Llevaba ya media hora en la terraza, escuchando a un triste amigo a quien hace dos años abandonó su mujer, cuando llegó la muchacha y ató la correa de su perro al poste de teléfonos. Él era un labrador color arena, ella una morena espigada, de ojos tristes y misteriosos. 'Entro un momento a tomar un café, y vuelvo enseguida, mi amor', le dijo. El perro la escuchó con resignación (no debía de ser la primera vez) y emitió gemidos ahogados, pero allí se quedó, mineralizado, con las orejas tiesas y los ojos clavados en la puerta de la cafetería.
Mi amigo comentó que había conocido a una chica afectuosa e inteligente, y ahora salían de vez en cuando, lo que le aliviaba un poco. Algunos padres con niño se acercaban hasta el perro para acariciarle, pero el animal se agitaba nervioso y daba cabezadas porque le impedían seguir vigilando la puerta que había devorado a su dueña. Mi amigo creía que, poco a poco, sería capaz de amar de nuevo, recuperar la esperanza, confiar en alguien. Un caballero que paseaba a su perra cayó en nuestro territorio. El labrador se estremeció, chilló suavemente, alzó los cuartos traseros para que la perra le husmeara, pero no se distrajo ni un instante de la puerta por donde se había ido su dueña. La perra, aburrida, se alejó calle abajo con un trotecillo borriquero.
Dijo mi amigo que en la actualidad es difícil mantener relaciones estables, respetuosas con la libertad de cada cual, pero también intensas y apasionadas, todo es tan pasajero, tan trivial... En ese momento se abrió la puerta de la cafetería y salió la muchacha.

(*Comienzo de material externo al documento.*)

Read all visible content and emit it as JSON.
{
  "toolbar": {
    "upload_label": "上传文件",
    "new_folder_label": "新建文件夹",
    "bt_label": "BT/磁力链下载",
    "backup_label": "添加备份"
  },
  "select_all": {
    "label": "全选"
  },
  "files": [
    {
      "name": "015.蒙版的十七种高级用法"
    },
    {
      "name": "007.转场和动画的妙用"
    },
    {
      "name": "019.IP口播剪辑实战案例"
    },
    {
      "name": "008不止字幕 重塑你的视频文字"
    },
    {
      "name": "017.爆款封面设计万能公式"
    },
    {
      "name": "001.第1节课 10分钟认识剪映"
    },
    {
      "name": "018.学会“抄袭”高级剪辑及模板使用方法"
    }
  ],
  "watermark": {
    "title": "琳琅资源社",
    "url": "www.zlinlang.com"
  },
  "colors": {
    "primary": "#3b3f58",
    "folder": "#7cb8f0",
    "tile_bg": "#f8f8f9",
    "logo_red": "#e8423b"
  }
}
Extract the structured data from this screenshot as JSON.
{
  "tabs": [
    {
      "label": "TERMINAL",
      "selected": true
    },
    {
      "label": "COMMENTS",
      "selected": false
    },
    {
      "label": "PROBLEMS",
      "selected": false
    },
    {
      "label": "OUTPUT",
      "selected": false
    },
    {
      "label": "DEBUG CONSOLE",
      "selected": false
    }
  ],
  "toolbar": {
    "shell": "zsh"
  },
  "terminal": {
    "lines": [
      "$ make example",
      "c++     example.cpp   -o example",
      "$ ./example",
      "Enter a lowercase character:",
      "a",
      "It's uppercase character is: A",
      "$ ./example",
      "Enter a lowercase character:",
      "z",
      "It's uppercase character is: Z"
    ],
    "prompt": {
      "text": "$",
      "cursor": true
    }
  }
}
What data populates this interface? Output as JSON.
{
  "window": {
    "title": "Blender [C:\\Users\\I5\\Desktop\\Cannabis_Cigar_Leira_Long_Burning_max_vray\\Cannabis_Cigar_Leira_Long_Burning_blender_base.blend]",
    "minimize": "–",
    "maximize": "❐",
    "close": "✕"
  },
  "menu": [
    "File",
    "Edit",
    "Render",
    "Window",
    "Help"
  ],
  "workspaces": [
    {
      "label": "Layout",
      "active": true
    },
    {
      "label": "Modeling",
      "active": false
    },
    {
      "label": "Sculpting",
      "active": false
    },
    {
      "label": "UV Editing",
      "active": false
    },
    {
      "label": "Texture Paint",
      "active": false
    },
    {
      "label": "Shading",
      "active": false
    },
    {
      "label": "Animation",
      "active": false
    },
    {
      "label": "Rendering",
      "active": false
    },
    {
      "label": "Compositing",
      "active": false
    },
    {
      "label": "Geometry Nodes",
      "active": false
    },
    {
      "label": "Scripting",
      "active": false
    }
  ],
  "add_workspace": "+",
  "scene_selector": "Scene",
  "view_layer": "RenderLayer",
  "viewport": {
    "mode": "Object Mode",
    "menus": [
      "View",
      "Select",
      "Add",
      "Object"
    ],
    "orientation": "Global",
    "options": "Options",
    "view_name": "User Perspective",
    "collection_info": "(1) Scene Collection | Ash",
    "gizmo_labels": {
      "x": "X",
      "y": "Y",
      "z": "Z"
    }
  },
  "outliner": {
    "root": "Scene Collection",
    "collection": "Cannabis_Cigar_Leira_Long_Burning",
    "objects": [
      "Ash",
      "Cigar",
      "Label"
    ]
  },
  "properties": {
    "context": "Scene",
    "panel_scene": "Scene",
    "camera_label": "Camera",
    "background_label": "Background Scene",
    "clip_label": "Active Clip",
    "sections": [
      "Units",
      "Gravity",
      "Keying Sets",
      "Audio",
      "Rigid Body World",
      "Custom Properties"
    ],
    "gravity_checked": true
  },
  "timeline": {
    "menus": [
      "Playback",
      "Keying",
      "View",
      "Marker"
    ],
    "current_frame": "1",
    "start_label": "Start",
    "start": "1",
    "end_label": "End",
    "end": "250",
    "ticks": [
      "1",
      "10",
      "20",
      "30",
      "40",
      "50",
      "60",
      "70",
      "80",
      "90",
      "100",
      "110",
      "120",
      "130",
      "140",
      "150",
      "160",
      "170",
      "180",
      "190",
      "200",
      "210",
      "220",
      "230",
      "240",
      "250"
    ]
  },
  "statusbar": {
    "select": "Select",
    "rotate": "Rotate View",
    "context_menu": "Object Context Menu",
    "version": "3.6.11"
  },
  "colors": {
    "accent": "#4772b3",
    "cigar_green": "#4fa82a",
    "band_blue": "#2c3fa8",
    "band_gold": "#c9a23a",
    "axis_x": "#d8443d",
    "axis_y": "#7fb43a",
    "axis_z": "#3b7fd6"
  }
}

El animal comenzó a girar sobre sí mismo, enloquecido, y por poco se ahoga con su propia correa. 'Despacio, despacio, cariño, espera un poco, cálmate, sí, sí', le decía su dueña, agachada en cuclillas, mientras le liberaba, le rascaba la cabeza, le daba palmaditas en el lomo, lo abrazaba contra sus senos. '¿Estás contento, mi amor?', le preguntó. Sí, estaba muy, pero que muy contento.
Las cabriolas, los saltos, los ladridos del perro disgustaron a mi amigo. 'Bueno, vámonos', dijo. 'No puedo comprender que encierren a esos animales en un piso. Es inhumano, ¿no crees?', añadió. '¡Y yo qué sé!', respondí.